During the XIX century, Odessa used to be the biggest grain exporter in the world, selling Ukrainian grains to Great Britain, Italy, Germany, Austria, Turkey, and Balkans. Before the World War I started, Odessa was the fourth largest city in the Russian Empire after St. Petersburg, Moscow, and Warsaw and had 660,000 inhabitants.

After the WWI, revolution, and the civil war, the development of the city significantly decreased, the "golden century" stayed behind and the times of decay came instead.

Today Odessa has about 1 million inhabitants. In the south, the sea port of Odessa borders with the port of Chornomorsk (until 16th February 2016, named Illichivsk's) – the largest sea trading center in Ukraine. 

    

The symbol and the best-known monument of Odessa is the Potemkin Stairs which lead from the old city center to the harbor. This majestic monument counts 192 stairs. From the down side one can see precisely the stairs which are leading up to the monument of Duc de Richelieu and from the top of the stairs only tiers can be recognized. The legendary staircase is 12.5 meters wide at the top, and at the bottom the length of the stairs is 22 meters. Named after General Potemkin, the lover and friend of Catherine II., the staircase is a unique entrance from the harbor to the historical center of Odessa.  

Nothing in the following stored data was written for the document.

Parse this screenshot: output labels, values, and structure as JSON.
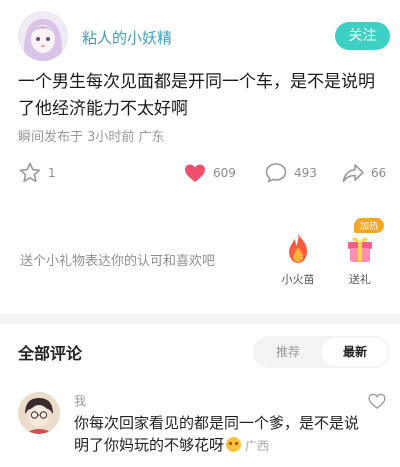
{
  "author": {
    "name": "粘人的小妖精",
    "follow_label": "关注"
  },
  "post": {
    "text": "一个男生每次见面都是开同一个车，是不是说明了他经济能力不太好啊",
    "meta": "瞬间发布于 3小时前 广东"
  },
  "actions": {
    "star_count": "1",
    "like_count": "609",
    "comment_count": "493",
    "share_count": "66"
  },
  "gifts": {
    "prompt": "送个小礼物表达你的认可和喜欢吧",
    "fire_label": "小火苗",
    "gift_label": "送礼",
    "badge": "加热"
  },
  "comments": {
    "title": "全部评论",
    "sort_hot": "推荐",
    "sort_new": "最新",
    "items": [
      {
        "name": "我",
        "text": "你每次回家看见的都是同一个爹，是不是说明了你妈玩的不够花呀",
        "location": "广西"
      }
    ]
  },
  "colors": {
    "accent": "#3fd0c5",
    "author_name": "#3e9fb6",
    "like": "#f0506e"
  }
}
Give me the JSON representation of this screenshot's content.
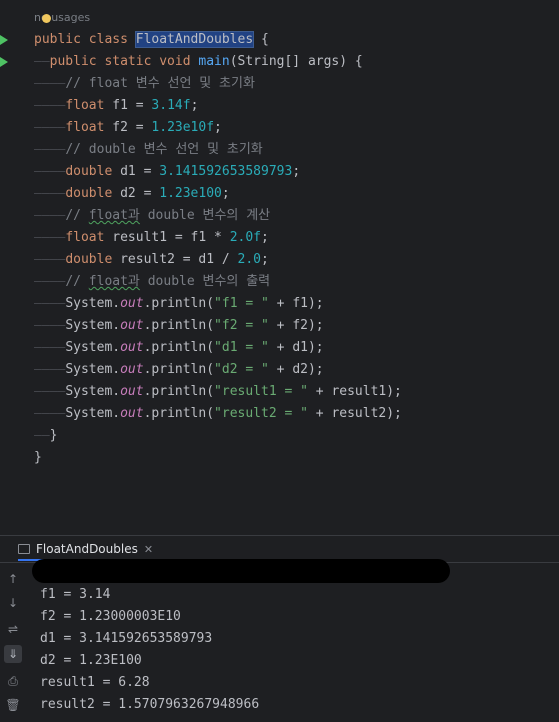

Another attraction of the Ukrainian Black Sea port of Odessa is the Opera House. For its construction an international competition was announced. The Vienna architecture studio Fellner & Helmer won the right for implementations of building works. These were considered to be the best architects who have built nearly 50 theaters between Hamburg and Sofia. In 1887 the great Opera Theater with more than 1500 seats was opened in Odessa. By the opening, particularly innovative in Odessa’s Opera was the lighting. And now, after years of restoration, the house lights up again as at the first day – cheering both, the ensemble and the visitors. The baroque brilliance and greatness of the foyers and the concert hall can be admired during performances or excursions.

   

Most beautiful in Odessa are the months before and after the high season when the tourists rush is over. If you have enough time during your trip, do not miss visiting the Odessa backyards.

Those rambling constrictions with backhouses extending back courtyards are an architectural feature of Odessa. All of those courtyards have their own special charm. One can hardly imagine Odessa’ backyards without wine or laundry hanging out to dry between the walls of inside houses. These sometimes are followed by argues between neighbors or the nightly meowing of wandering cats.